Monday, Tesla stock closed up about 1.2%. The S&P 500 rose about 0.2% and the Dow Jones Industrial Average fell 0.2%.

Shares, as of Monday’s close, are down about 18% from their 52-week high. Higher interest rates, more EV competition from traditional auto makers and a couple of public-relations issues, as well as the global automotive semiconductor shortage, have all weighted on investor sentiment.

There wasn’t a lot of detail about any of those topics in the news release. But there was a lot of detail about sales and profit margins. Automotive gross profit margins, excluding regulatory credit sales, came in at 22%. That compares with fourth quarter 2020 gross profit margins of about 21%.

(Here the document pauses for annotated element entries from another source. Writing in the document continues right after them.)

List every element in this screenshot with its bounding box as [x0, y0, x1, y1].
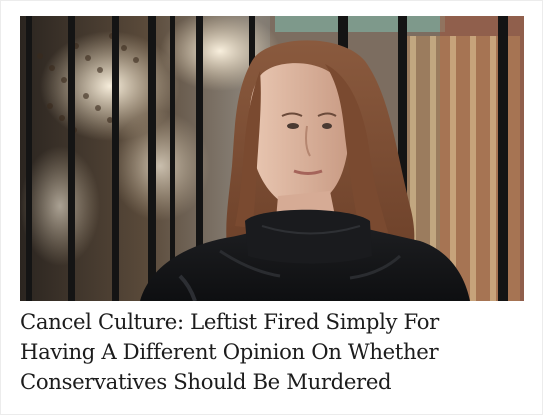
- article-card[interactable]: Cancel Culture: Leftist Fired Simply For…: [0, 0, 543, 415]
- headline-line-2: Having A Different Opinion On Whether: [20, 339, 439, 364]
- article-headline[interactable]: Cancel Culture: Leftist Fired Simply For…: [20, 307, 530, 397]
- headline-line-1: Cancel Culture: Leftist Fired Simply For: [20, 309, 439, 334]
- headline-line-3: Conservatives Should Be Murdered: [20, 369, 392, 394]
- article-image[interactable]: [20, 16, 524, 301]
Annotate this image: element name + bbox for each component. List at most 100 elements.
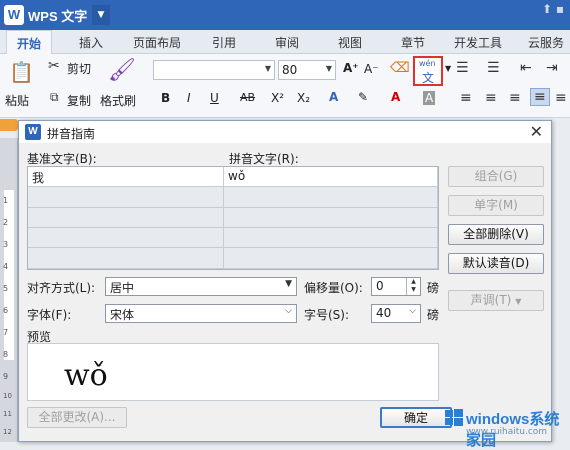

Regulatory credit sales came in at $511 million. Credit sales have been running in the $400 million range per quarter for the past few quarters. Tesla earns credits for selling more than its shares of zero-emission vehicles, and offers them to other auto makers that don’t make their quota of zero-emission cars yet. Higher credit sales boosts overall profitability, but not, of course, automotive profit margins excluding the credits.

Total operating income came in at $594 million, up from $575 million reported in the fourth quarter. Free cash flow was positive at $293 million.

Overall, it was a solid print and is a welcome earnings “beat” following the company’s fourth quarter “miss.”

Issues expected to come up on the conference call range from Tesla’s progress regarding its full self driving technology to the current state of EV demand to how the global automotive semiconductor shortage might impact production.

The company used the same language for full year 2021 deliveries that it used in the fourth quarter. Tesla plans to grow volumes at about 50% a year on average for the foreseeable future and expects to do better than that in 2021.

Tesla, for context, delivered about 500,000 cars in the 2020.